The question as stated either
Is unanswerable or unknowable,
Is too silly to answer,
Requires nuances not present in the answer choices,
Is Worded in such a biased manner as to make the poll useless,
Is far from being binary,
Is useless in solving the underlying problem,
Or
Something else not covered in this list.

In this 2nd Amendment poll, I would have voted Planet X.
 
In my opinion, the 2nd Amendment has a sunset clause. It guarantees the right to private gun ownership only so long as a citizen's militia is necessary for the security of a free state.

That condition expired at some point between the end of the Civil War (when a standing army was firmly established) and WWI (when weapons were created that made personal rifles irrelevant to modern warfare).
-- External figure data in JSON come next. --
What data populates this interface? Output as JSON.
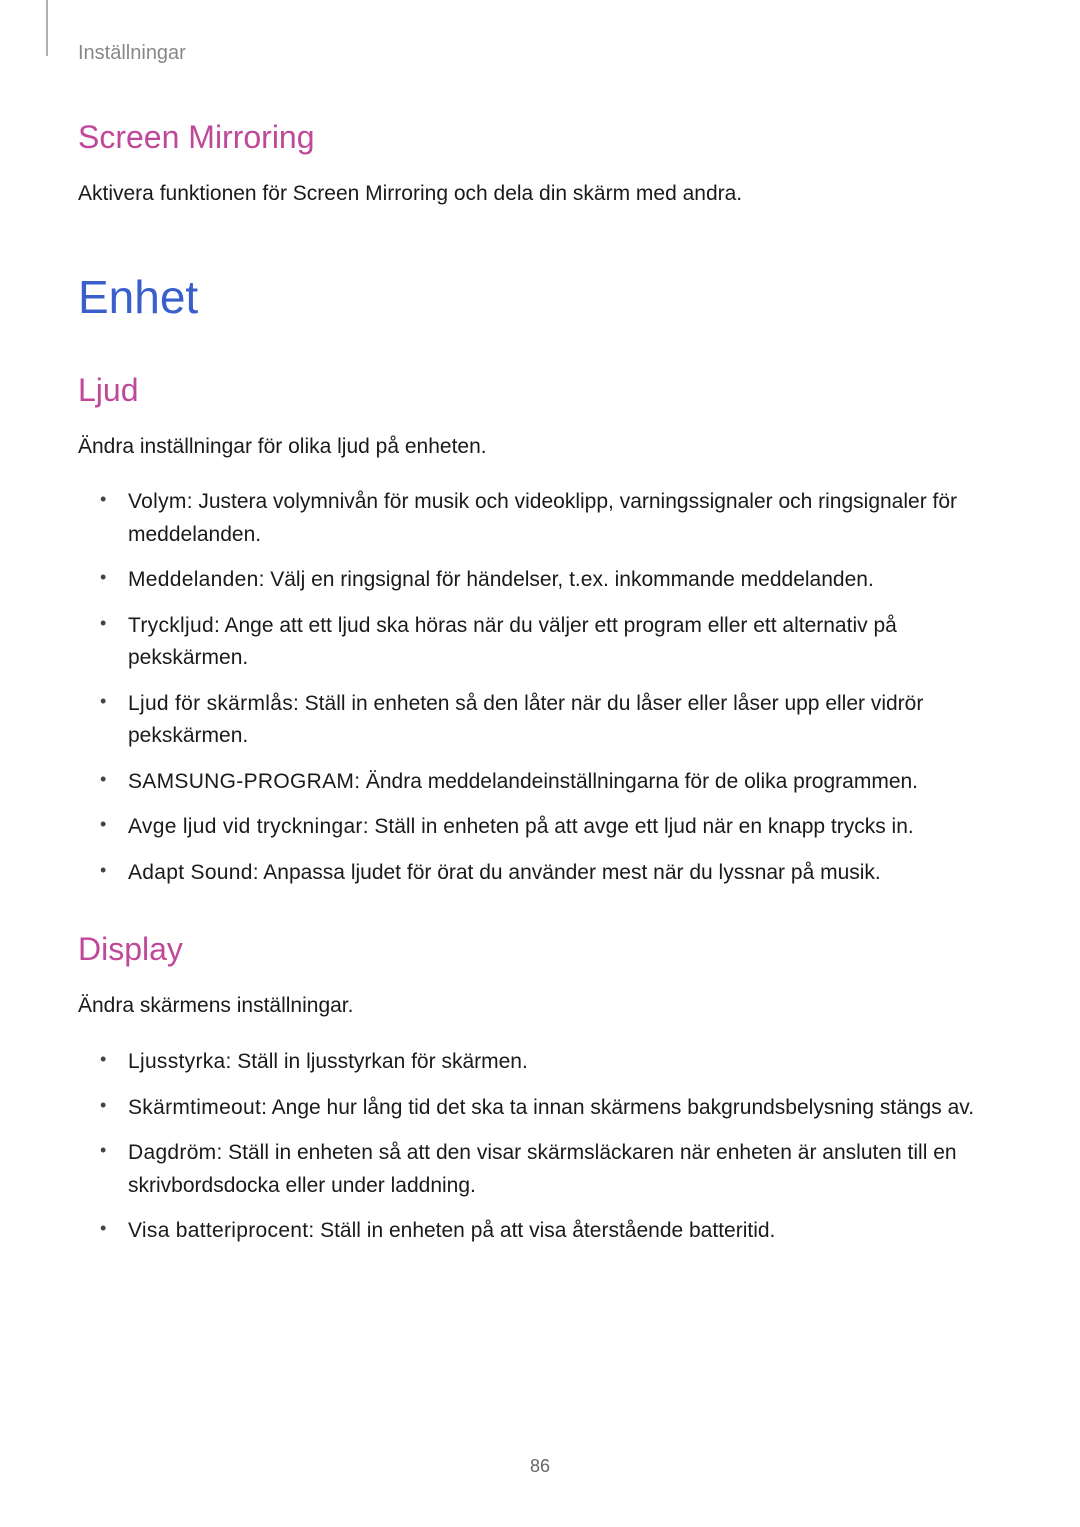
{
  "colors": {
    "heading_h1": "#3a5fcd",
    "heading_h2": "#c04898",
    "body_text": "#1a1a1a",
    "breadcrumb": "#888888",
    "page_number": "#666666",
    "background": "#ffffff",
    "header_line": "#b0b0b0"
  },
  "typography": {
    "h1_size": 46,
    "h2_size": 32,
    "body_size": 21,
    "breadcrumb_size": 20,
    "page_number_size": 18
  },
  "breadcrumb": "Inställningar",
  "page_number": "86",
  "sections": {
    "screen_mirroring": {
      "title": "Screen Mirroring",
      "body": "Aktivera funktionen för Screen Mirroring och dela din skärm med andra."
    },
    "enhet": {
      "title": "Enhet"
    },
    "ljud": {
      "title": "Ljud",
      "intro": "Ändra inställningar för olika ljud på enheten.",
      "items": [
        {
          "label": "Volym",
          "text": ": Justera volymnivån för musik och videoklipp, varningssignaler och ringsignaler för meddelanden."
        },
        {
          "label": "Meddelanden",
          "text": ": Välj en ringsignal för händelser, t.ex. inkommande meddelanden."
        },
        {
          "label": "Tryckljud",
          "text": ": Ange att ett ljud ska höras när du väljer ett program eller ett alternativ på pekskärmen."
        },
        {
          "label": "Ljud för skärmlås",
          "text": ": Ställ in enheten så den låter när du låser eller låser upp eller vidrör pekskärmen."
        },
        {
          "label": "SAMSUNG-PROGRAM",
          "text": ": Ändra meddelandeinställningarna för de olika programmen."
        },
        {
          "label": "Avge ljud vid tryckningar",
          "text": ": Ställ in enheten på att avge ett ljud när en knapp trycks in."
        },
        {
          "label": "Adapt Sound",
          "text": ": Anpassa ljudet för örat du använder mest när du lyssnar på musik."
        }
      ]
    },
    "display": {
      "title": "Display",
      "intro": "Ändra skärmens inställningar.",
      "items": [
        {
          "label": "Ljusstyrka",
          "text": ": Ställ in ljusstyrkan för skärmen."
        },
        {
          "label": "Skärmtimeout",
          "text": ": Ange hur lång tid det ska ta innan skärmens bakgrundsbelysning stängs av."
        },
        {
          "label": "Dagdröm",
          "text": ": Ställ in enheten så att den visar skärmsläckaren när enheten är ansluten till en skrivbordsdocka eller under laddning."
        },
        {
          "label": "Visa batteriprocent",
          "text": ": Ställ in enheten på att visa återstående batteritid."
        }
      ]
    }
  }
}
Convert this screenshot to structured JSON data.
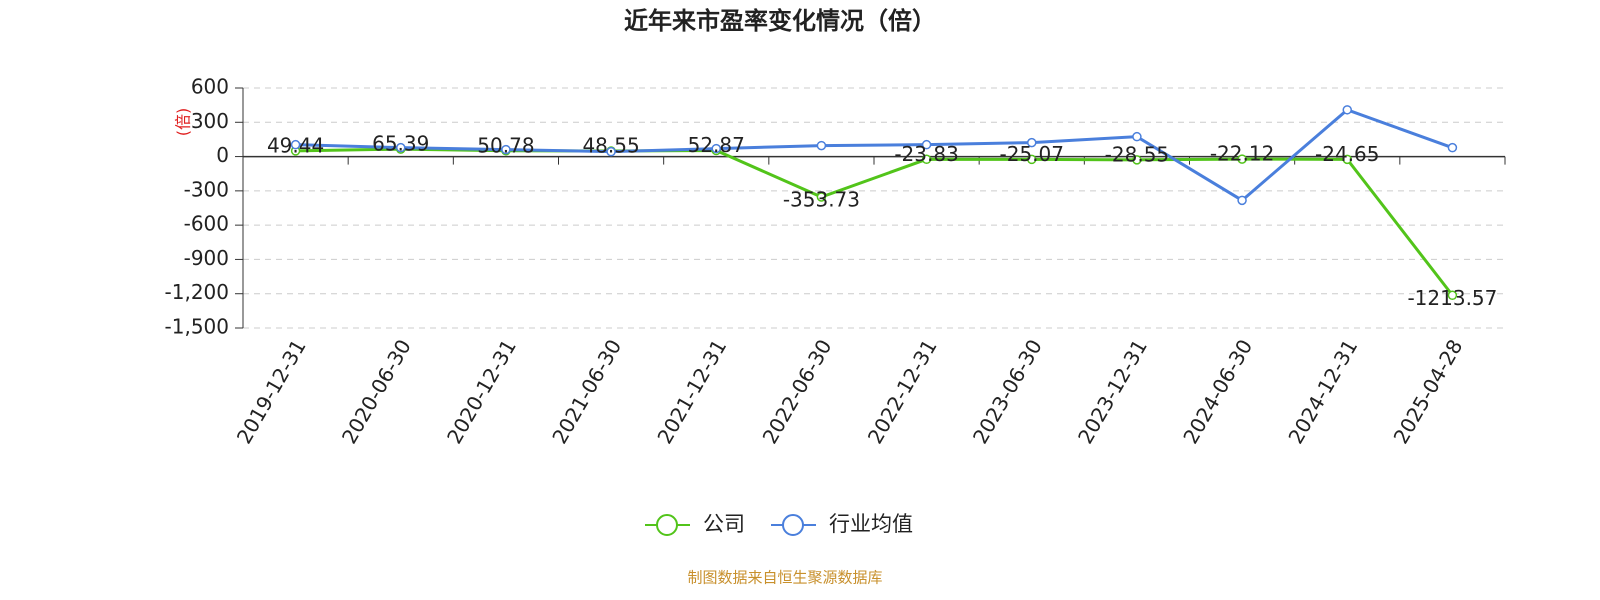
{
  "chart_data": {
    "type": "line",
    "title": "近年来市盈率变化情况（倍）",
    "y_label": "(倍)",
    "source": "制图数据来自恒生聚源数据库",
    "categories": [
      "2019-12-31",
      "2020-06-30",
      "2020-12-31",
      "2021-06-30",
      "2021-12-31",
      "2022-06-30",
      "2022-12-31",
      "2023-06-30",
      "2023-12-31",
      "2024-06-30",
      "2024-12-31",
      "2025-04-28"
    ],
    "series": [
      {
        "name": "公司",
        "color": "#52c41a",
        "labels": true,
        "values": [
          49.44,
          65.39,
          50.78,
          48.55,
          52.87,
          -353.73,
          -23.83,
          -25.07,
          -28.55,
          -22.12,
          -24.65,
          -1213.57
        ]
      },
      {
        "name": "行业均值",
        "color": "#4a7fdc",
        "labels": false,
        "values": [
          104,
          78,
          61,
          43,
          70,
          96,
          104,
          122,
          174,
          -383,
          409,
          78
        ]
      }
    ],
    "ylim": [
      -1500,
      600
    ],
    "yticks": [
      {
        "value": -1500,
        "label": "-1,500"
      },
      {
        "value": -1200,
        "label": "-1,200"
      },
      -900,
      -600,
      -300,
      0,
      300,
      600
    ],
    "grid": true
  }
}
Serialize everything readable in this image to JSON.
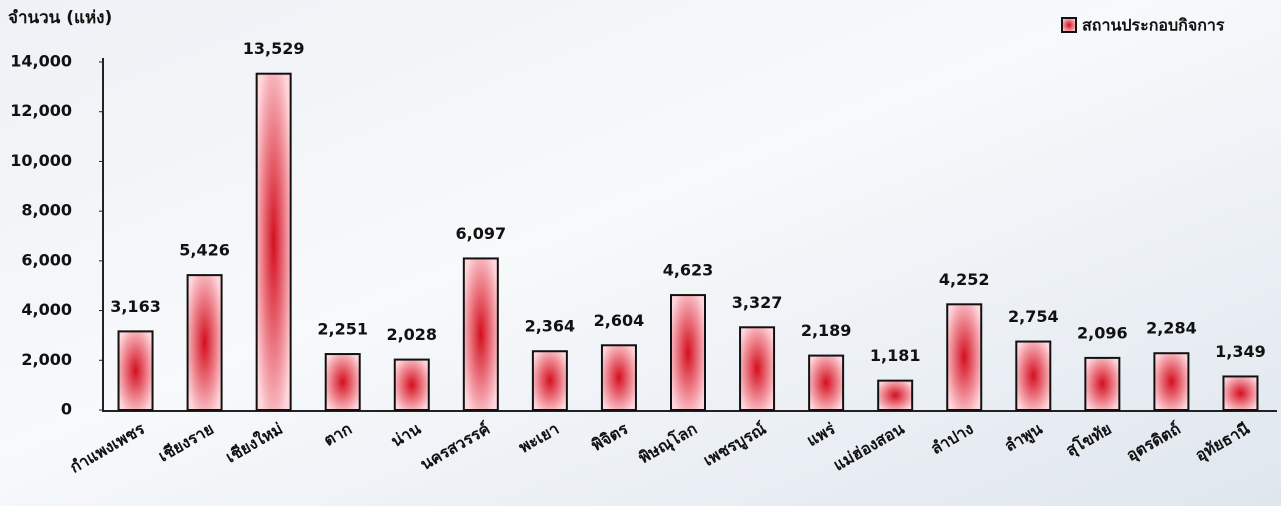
{
  "chart_data": {
    "type": "bar",
    "y_label": "จำนวน (แห่ง)",
    "legend": "สถานประกอบกิจการ",
    "legend_position": "upper right",
    "color": "#d40f1f",
    "categories": [
      "กำแพงเพชร",
      "เชียงราย",
      "เชียงใหม่",
      "ตาก",
      "น่าน",
      "นครสวรรค์",
      "พะเยา",
      "พิจิตร",
      "พิษณุโลก",
      "เพชรบูรณ์",
      "แพร่",
      "แม่ฮ่องสอน",
      "ลำปาง",
      "ลำพูน",
      "สุโขทัย",
      "อุตรดิตถ์",
      "อุทัยธานี"
    ],
    "values": [
      3163,
      5426,
      13529,
      2251,
      2028,
      6097,
      2364,
      2604,
      4623,
      3327,
      2189,
      1181,
      4252,
      2754,
      2096,
      2284,
      1349
    ],
    "value_labels": [
      "3,163",
      "5,426",
      "13,529",
      "2,251",
      "2,028",
      "6,097",
      "2,364",
      "2,604",
      "4,623",
      "3,327",
      "2,189",
      "1,181",
      "4,252",
      "2,754",
      "2,096",
      "2,284",
      "1,349"
    ],
    "ylim": [
      0,
      14000
    ],
    "yticks": [
      0,
      {
        "value": 2000,
        "label": "2,000"
      },
      {
        "value": 4000,
        "label": "4,000"
      },
      {
        "value": 6000,
        "label": "6,000"
      },
      {
        "value": 8000,
        "label": "8,000"
      },
      {
        "value": 10000,
        "label": "10,000"
      },
      {
        "value": 12000,
        "label": "12,000"
      },
      {
        "value": 14000,
        "label": "14,000"
      }
    ],
    "grid": false
  }
}
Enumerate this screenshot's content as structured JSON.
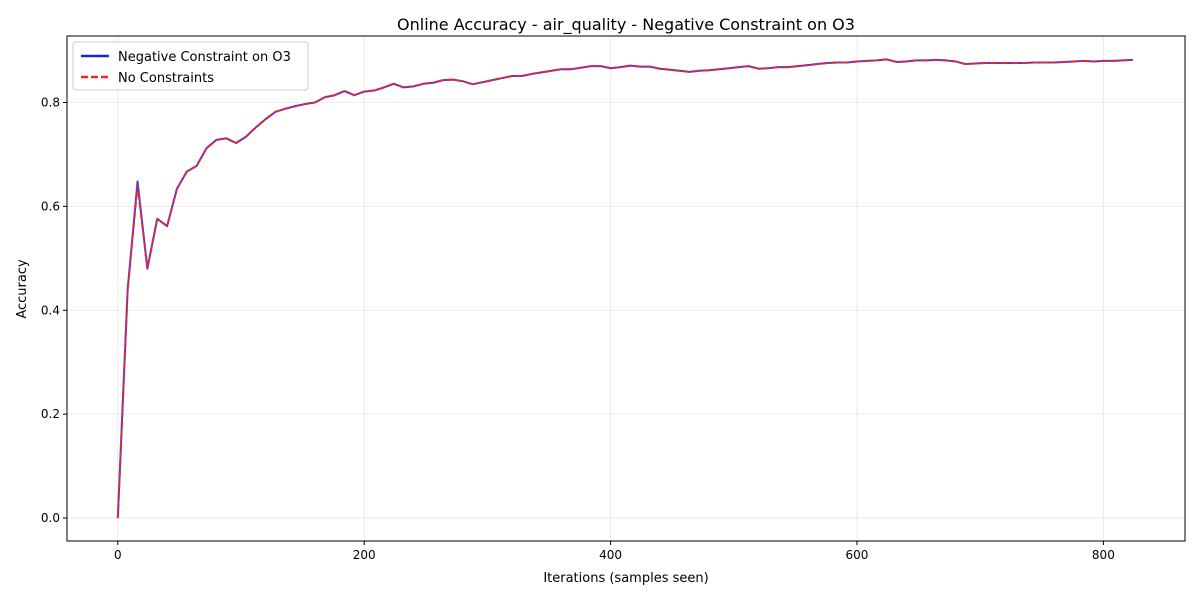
{
  "chart_data": {
    "type": "line",
    "title": "Online Accuracy - air_quality - Negative Constraint on O3",
    "xlabel": "Iterations (samples seen)",
    "ylabel": "Accuracy",
    "xlim": [
      -41.25,
      866.25
    ],
    "ylim": [
      -0.0442,
      0.928
    ],
    "xticks": [
      0,
      200,
      400,
      600,
      800
    ],
    "yticks": [
      0.0,
      0.2,
      0.4,
      0.6,
      0.8
    ],
    "xtick_labels": [
      "0",
      "200",
      "400",
      "600",
      "800"
    ],
    "ytick_labels": [
      "0.0",
      "0.2",
      "0.4",
      "0.6",
      "0.8"
    ],
    "grid": true,
    "legend_position": "top-left",
    "x": [
      0,
      8,
      16,
      24,
      32,
      40,
      48,
      56,
      64,
      72,
      80,
      88,
      96,
      104,
      112,
      120,
      128,
      136,
      144,
      152,
      160,
      168,
      176,
      184,
      192,
      200,
      208,
      216,
      224,
      232,
      240,
      248,
      256,
      264,
      272,
      280,
      288,
      296,
      304,
      312,
      320,
      328,
      336,
      344,
      352,
      360,
      368,
      376,
      384,
      392,
      400,
      408,
      416,
      424,
      432,
      440,
      448,
      456,
      464,
      472,
      480,
      488,
      496,
      504,
      512,
      520,
      528,
      536,
      544,
      552,
      560,
      568,
      576,
      584,
      592,
      600,
      608,
      616,
      624,
      632,
      640,
      648,
      656,
      664,
      672,
      680,
      688,
      696,
      704,
      712,
      720,
      728,
      736,
      744,
      752,
      760,
      768,
      776,
      784,
      792,
      800,
      808,
      816,
      824
    ],
    "series": [
      {
        "name": "Negative Constraint on O3",
        "color": "#2020e0",
        "style": "solid",
        "values": [
          0.0,
          0.44,
          0.648,
          0.48,
          0.576,
          0.562,
          0.634,
          0.667,
          0.678,
          0.712,
          0.728,
          0.731,
          0.722,
          0.734,
          0.752,
          0.768,
          0.782,
          0.788,
          0.793,
          0.797,
          0.8,
          0.81,
          0.814,
          0.822,
          0.814,
          0.821,
          0.823,
          0.829,
          0.836,
          0.829,
          0.831,
          0.836,
          0.838,
          0.843,
          0.844,
          0.841,
          0.835,
          0.839,
          0.843,
          0.847,
          0.851,
          0.851,
          0.855,
          0.858,
          0.861,
          0.864,
          0.864,
          0.867,
          0.87,
          0.87,
          0.866,
          0.868,
          0.871,
          0.869,
          0.869,
          0.865,
          0.863,
          0.861,
          0.859,
          0.861,
          0.862,
          0.864,
          0.866,
          0.868,
          0.87,
          0.865,
          0.866,
          0.868,
          0.868,
          0.87,
          0.872,
          0.874,
          0.876,
          0.877,
          0.877,
          0.879,
          0.88,
          0.881,
          0.883,
          0.878,
          0.879,
          0.881,
          0.881,
          0.882,
          0.881,
          0.879,
          0.874,
          0.875,
          0.876,
          0.876,
          0.876,
          0.876,
          0.876,
          0.877,
          0.877,
          0.877,
          0.878,
          0.879,
          0.88,
          0.879,
          0.88,
          0.88,
          0.881,
          0.882
        ]
      },
      {
        "name": "No Constraints",
        "color": "#ff2020",
        "style": "dashed",
        "values": [
          0.0,
          0.44,
          0.64,
          0.482,
          0.576,
          0.562,
          0.634,
          0.667,
          0.678,
          0.712,
          0.728,
          0.731,
          0.722,
          0.734,
          0.752,
          0.768,
          0.782,
          0.788,
          0.793,
          0.797,
          0.8,
          0.81,
          0.814,
          0.822,
          0.814,
          0.821,
          0.823,
          0.829,
          0.836,
          0.829,
          0.831,
          0.836,
          0.838,
          0.843,
          0.844,
          0.841,
          0.835,
          0.839,
          0.843,
          0.847,
          0.851,
          0.851,
          0.855,
          0.858,
          0.861,
          0.864,
          0.864,
          0.867,
          0.87,
          0.87,
          0.866,
          0.868,
          0.871,
          0.869,
          0.869,
          0.865,
          0.863,
          0.861,
          0.859,
          0.861,
          0.862,
          0.864,
          0.866,
          0.868,
          0.87,
          0.865,
          0.866,
          0.868,
          0.868,
          0.87,
          0.872,
          0.874,
          0.876,
          0.877,
          0.877,
          0.879,
          0.88,
          0.881,
          0.883,
          0.878,
          0.879,
          0.881,
          0.881,
          0.882,
          0.881,
          0.879,
          0.874,
          0.875,
          0.876,
          0.876,
          0.876,
          0.876,
          0.876,
          0.877,
          0.877,
          0.877,
          0.878,
          0.879,
          0.88,
          0.879,
          0.88,
          0.88,
          0.881,
          0.882
        ]
      }
    ]
  }
}
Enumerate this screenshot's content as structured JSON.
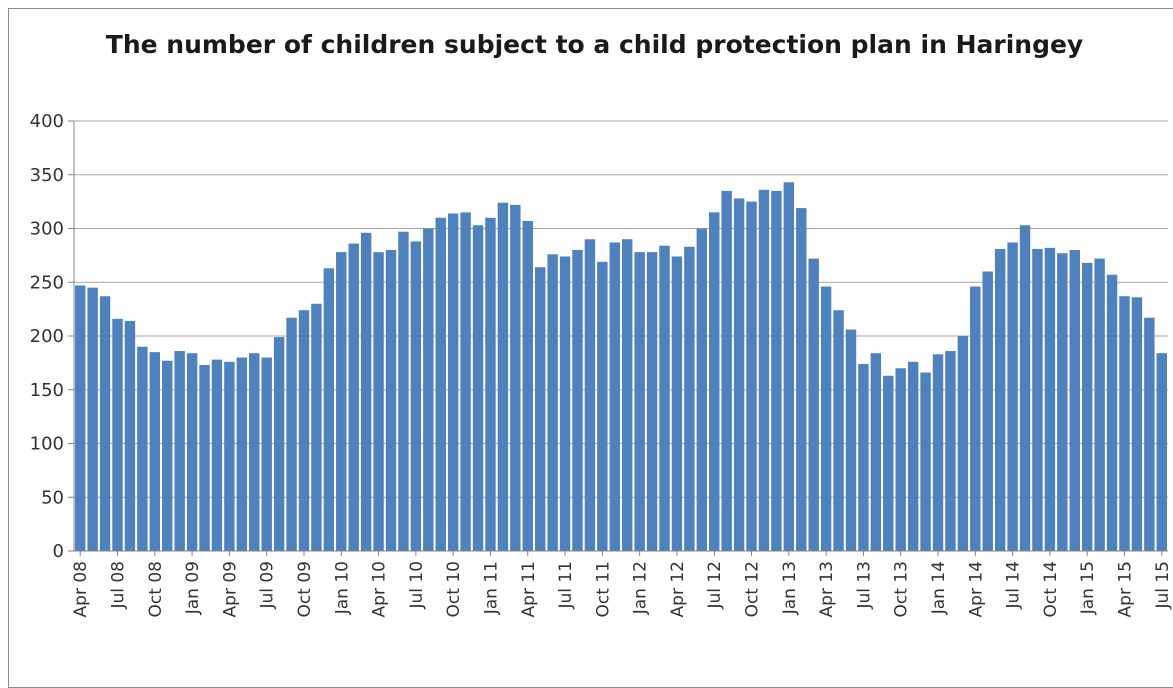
{
  "chart_data": {
    "type": "bar",
    "title": "The number of children subject to a child protection plan in Haringey",
    "xlabel": "",
    "ylabel": "",
    "ylim": [
      0,
      400
    ],
    "yticks": [
      0,
      50,
      100,
      150,
      200,
      250,
      300,
      350,
      400
    ],
    "grid": true,
    "legend": "none",
    "bar_color": "#4f81bd",
    "categories": [
      "Apr 08",
      "May 08",
      "Jun 08",
      "Jul 08",
      "Aug 08",
      "Sep 08",
      "Oct 08",
      "Nov 08",
      "Dec 08",
      "Jan 09",
      "Feb 09",
      "Mar 09",
      "Apr 09",
      "May 09",
      "Jun 09",
      "Jul 09",
      "Aug 09",
      "Sep 09",
      "Oct 09",
      "Nov 09",
      "Dec 09",
      "Jan 10",
      "Feb 10",
      "Mar 10",
      "Apr 10",
      "May 10",
      "Jun 10",
      "Jul 10",
      "Aug 10",
      "Sep 10",
      "Oct 10",
      "Nov 10",
      "Dec 10",
      "Jan 11",
      "Feb 11",
      "Mar 11",
      "Apr 11",
      "May 11",
      "Jun 11",
      "Jul 11",
      "Aug 11",
      "Sep 11",
      "Oct 11",
      "Nov 11",
      "Dec 11",
      "Jan 12",
      "Feb 12",
      "Mar 12",
      "Apr 12",
      "May 12",
      "Jun 12",
      "Jul 12",
      "Aug 12",
      "Sep 12",
      "Oct 12",
      "Nov 12",
      "Dec 12",
      "Jan 13",
      "Feb 13",
      "Mar 13",
      "Apr 13",
      "May 13",
      "Jun 13",
      "Jul 13",
      "Aug 13",
      "Sep 13",
      "Oct 13",
      "Nov 13",
      "Dec 13",
      "Jan 14",
      "Feb 14",
      "Mar 14",
      "Apr 14",
      "May 14",
      "Jun 14",
      "Jul 14",
      "Aug 14",
      "Sep 14",
      "Oct 14",
      "Nov 14",
      "Dec 14",
      "Jan 15",
      "Feb 15",
      "Mar 15",
      "Apr 15",
      "May 15",
      "Jun 15",
      "Jul 15"
    ],
    "tick_labels": [
      "Apr 08",
      "Jul 08",
      "Oct 08",
      "Jan 09",
      "Apr 09",
      "Jul 09",
      "Oct 09",
      "Jan 10",
      "Apr 10",
      "Jul 10",
      "Oct 10",
      "Jan 11",
      "Apr 11",
      "Jul 11",
      "Oct 11",
      "Jan 12",
      "Apr 12",
      "Jul 12",
      "Oct 12",
      "Jan 13",
      "Apr 13",
      "Jul 13",
      "Oct 13",
      "Jan 14",
      "Apr 14",
      "Jul 14",
      "Oct 14",
      "Jan 15",
      "Apr 15",
      "Jul 15"
    ],
    "series": [
      {
        "values": [
          247,
          245,
          237,
          216,
          214,
          190,
          185,
          177,
          186,
          184,
          173,
          178,
          176,
          180,
          184,
          180,
          199,
          217,
          224,
          230,
          263,
          278,
          286,
          296,
          278,
          280,
          297,
          288,
          300,
          310,
          314,
          315,
          303,
          310,
          324,
          322,
          307,
          264,
          276,
          274,
          280,
          290,
          269,
          287,
          290,
          278,
          278,
          284,
          274,
          283,
          300,
          315,
          335,
          328,
          325,
          336,
          335,
          343,
          319,
          272,
          246,
          224,
          206,
          174,
          184,
          163,
          170,
          176,
          166,
          183,
          186,
          200,
          246,
          260,
          281,
          287,
          303,
          281,
          282,
          277,
          280,
          268,
          272,
          257,
          237,
          236,
          217,
          184
        ]
      }
    ]
  }
}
In my opinion, the 2nd Amendment no longer applies. I am aware that my opinion is not accepted by any actual court or tribunal, let alone the Supreme Court.

My take on it, in a nutshell.
 
It says neither of those things. As far as private ownership goes it says the government cannot infringe on the right to keep and bear arms. It, like the 1st Amendment, does not grant rights it protects rights from government infringement.

Where did these initial "rights" come from then? God-given in the 11th Commandment?
 
Where did these initial "rights" come from then? God-given in the 11th Commandment?

According to a lot of gun folks I know, that's exactly where those rights came from :rolleyes:

We hold these truths to be self-evident, that all men are created equal, that they are endowed by their Creator with certain unalienable Rights, that among these are Life, Liberty and the pursuit of Happiness.

http://en.wikipedia.org/wiki/United_States_Declaration_of_Independence

The Bill of Rights just enumerates which of these rights the authors held to be unalienable.